Wyn Cooper (born January 2, 1957) is an American poet. He is best known for his 1987 poem "Fun", which was adapted by Sheryl Crow and Bill Bottrell into the lyrics of Crow's 1994 breakthrough single "All I Wanna Do".

==Early life==
Cooper was born in Detroit, Michigan, to Maree Edith Cooper, a teacher's aide, and William Wendell Cooper, a tool-and-die machinist. Cooper was raised in Michigan and attended the University of Utah (B.A., 1979), Hollins College (M.A., 1981), and later, the creative writing doctoral program at University of Utah.

==Career==
He has taught at the University of Utah, Bennington College, Marlboro College, and at The Frost Place Festival of Poetry.

Cooper has served as editor of Quarterly West and recently worked for the Harriet Monroe Poetry Institute, a think tank run by the Poetry Foundation. He currently works as a freelance editor of poetry, fiction, non-fiction, and memoir.

==Books==
His novel Way Out West was released in 2022. His other books are The Unraveling (White Pine Press, 2026), Mars Poetica (White Pine Press, 2018), Chaos is the New Calm (BOA Editions, 2010), Postcards from the Interior (BOA Editions, 2005), The Way Back (White Pine Press, 2000), and The Country of Here Below (Ahsahta Press, 1987).

==Poems==
Cooper's poems, stories, essays, and reviews have appeared in Slate Magazine, Poetry, Orion, Gander Press Review, Blackbird, AGNI, Crazyhorse, and Ploughshares and are included in 25 anthologies of contemporary poetry.

==Songs==
One of his poems, Fun, was used for the lyrics of the Sheryl Crow song, "All I Wanna Do".

"But in January 1993, Bill Bottrell and Kevin Gilbert, Sheryl Crow's producer and keyboard player, took a break from recording her first CD, Tuesday Night Music Club, for want of better lyrics to a tune they already had in mind. They went around the corner to Cliff's Books in Pasadena, where they found a used copy of my book." — Wyn Cooper

Crow's producer Bill Bottrell discovered Cooper's poetry book The Country of Here Below in Cliff's Books, a Pasadena, California, used bookstore.

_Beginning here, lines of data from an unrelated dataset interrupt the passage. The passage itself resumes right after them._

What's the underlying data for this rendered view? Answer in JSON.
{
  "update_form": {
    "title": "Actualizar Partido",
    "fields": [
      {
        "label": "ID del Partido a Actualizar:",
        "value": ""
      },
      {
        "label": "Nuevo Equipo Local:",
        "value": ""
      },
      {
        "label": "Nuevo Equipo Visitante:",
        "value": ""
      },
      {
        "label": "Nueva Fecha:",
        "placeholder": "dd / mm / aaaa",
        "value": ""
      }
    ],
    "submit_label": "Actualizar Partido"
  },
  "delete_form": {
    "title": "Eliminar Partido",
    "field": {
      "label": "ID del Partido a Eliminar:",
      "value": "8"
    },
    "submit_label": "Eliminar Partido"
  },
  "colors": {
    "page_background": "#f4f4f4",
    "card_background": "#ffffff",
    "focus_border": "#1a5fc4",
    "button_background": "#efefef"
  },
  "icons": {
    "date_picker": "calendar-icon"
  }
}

Bottrell adapted Fun into the lyrics for her song when Crow could not come up with usable lyrics, earning Cooper considerable royalties, and helping to publicise his book, originally published in a run of only 500 copies in 1987, into multiple reprints.

In 2002, Cooper's lyrics for a fictional band appeared in ex-college friend Madison Smartt Bell's novel, Anything Goes. In 2003, the songs were put to music by Bell, recorded and produced by bassist Don Dixon, with Mitch Easter, and percussionist Jim Brock and released as Madison Smartt Bell and Wyn Cooper: 40 Words for Fear. The second CD, with percussionist Jim Brock and bassist/producer Don Dixon, from Bell & Cooper:Postcards Out of the Blue, was based in part on Cooper's book Postcards from the Interior, a suggestion by Dixon. Their songs have been used on five television shows.

Cooper has also written and recorded songs with David Broza, David Baerwald, and Jody Redhage.

==Works==
- The Country of Here Below (Ahsahta Press, 1987)
- The Way Back (White Pine Press, 2000)
- Postcards from the Interior (BOA Editions, Ltd., 2005)
- Chaos is the New Calm (BOA Editions, 2010)
- Mars Poetica (White Pine Press, 2018)

==Personal life==
Cooper resides in Vermont and works as a freelance editor.